Non conoscevo David Bohm, non avevo letto i suoi lavori. In quel momento, stava tenendo due seminari e quando lo sentii parlare pensai: “Wow, questo è quello che avrei voluto studiare all’università”.

Sono sempre stato molto interessato alla meccanica quantistica e alla relatività, anche ai tempi della scuola. Arrivato all’università, speravo che sarei stato in grado di discutere quelle idee. Ma mi sentivo dire: “Non devi perdere tempo a pensare a queste cose”.
Era una situazione veramente molto frustrante. Dopo la laurea, organizzai alcuni seminari informali tra studenti post-laurea, e mi convocarono per chiedermi che cosa stessi facendo. Una cosa pazzesca.

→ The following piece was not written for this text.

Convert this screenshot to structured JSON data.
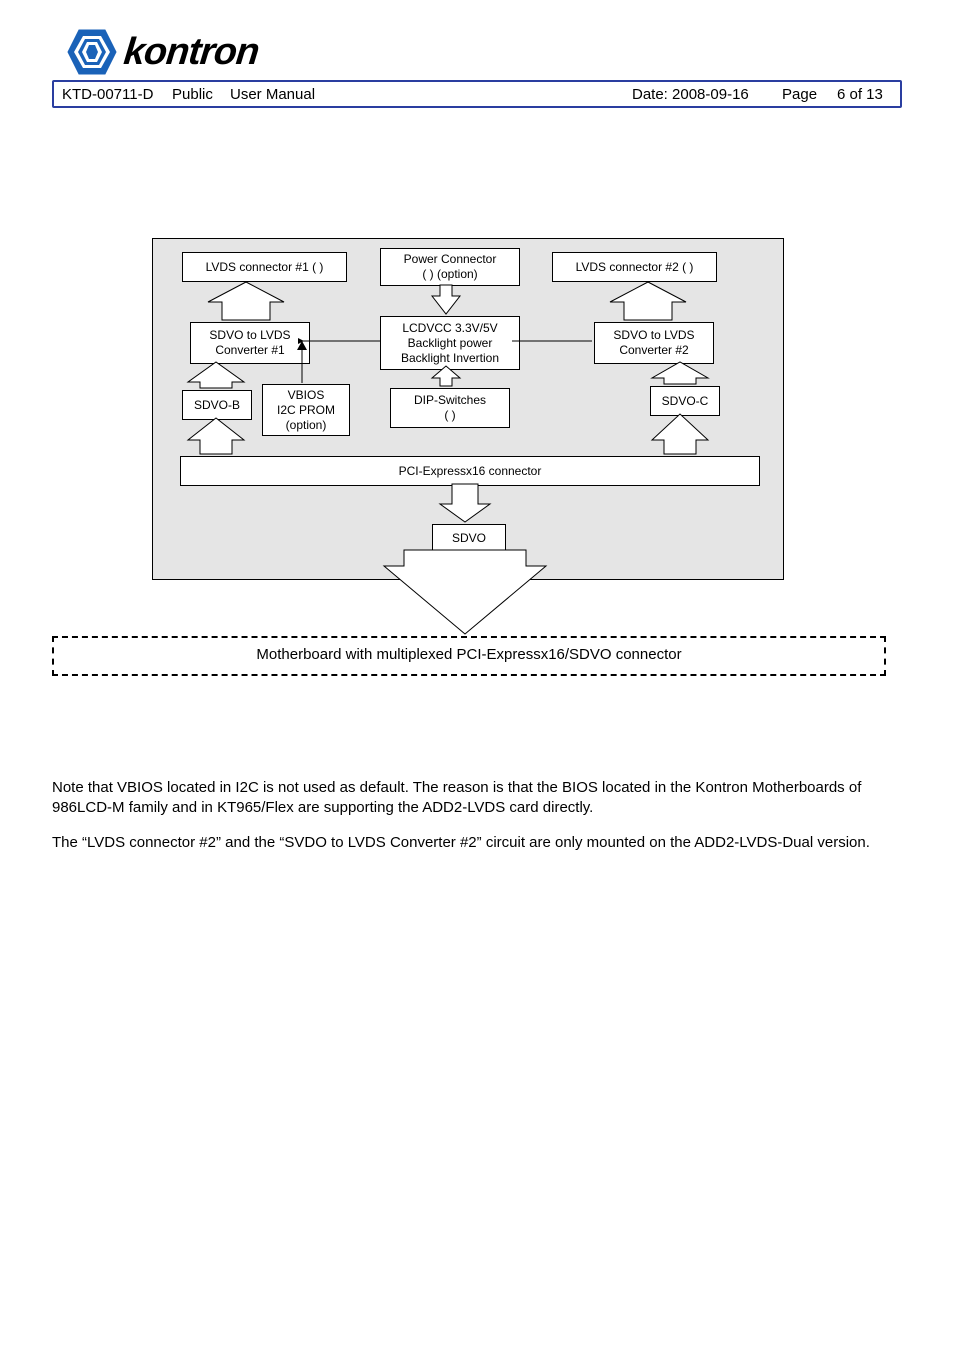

E poi arrivò David, con tutte le sue interessanti idee, a sostenere che la meccanica quantistica era un buon vino che stavamo mettendo in vecchie bottiglie. L’idea era di fare nuove bottiglie, in modo che il vino desse il suo meglio. Ma non è affatto facile riflettere profondamente sulla natura della realtà.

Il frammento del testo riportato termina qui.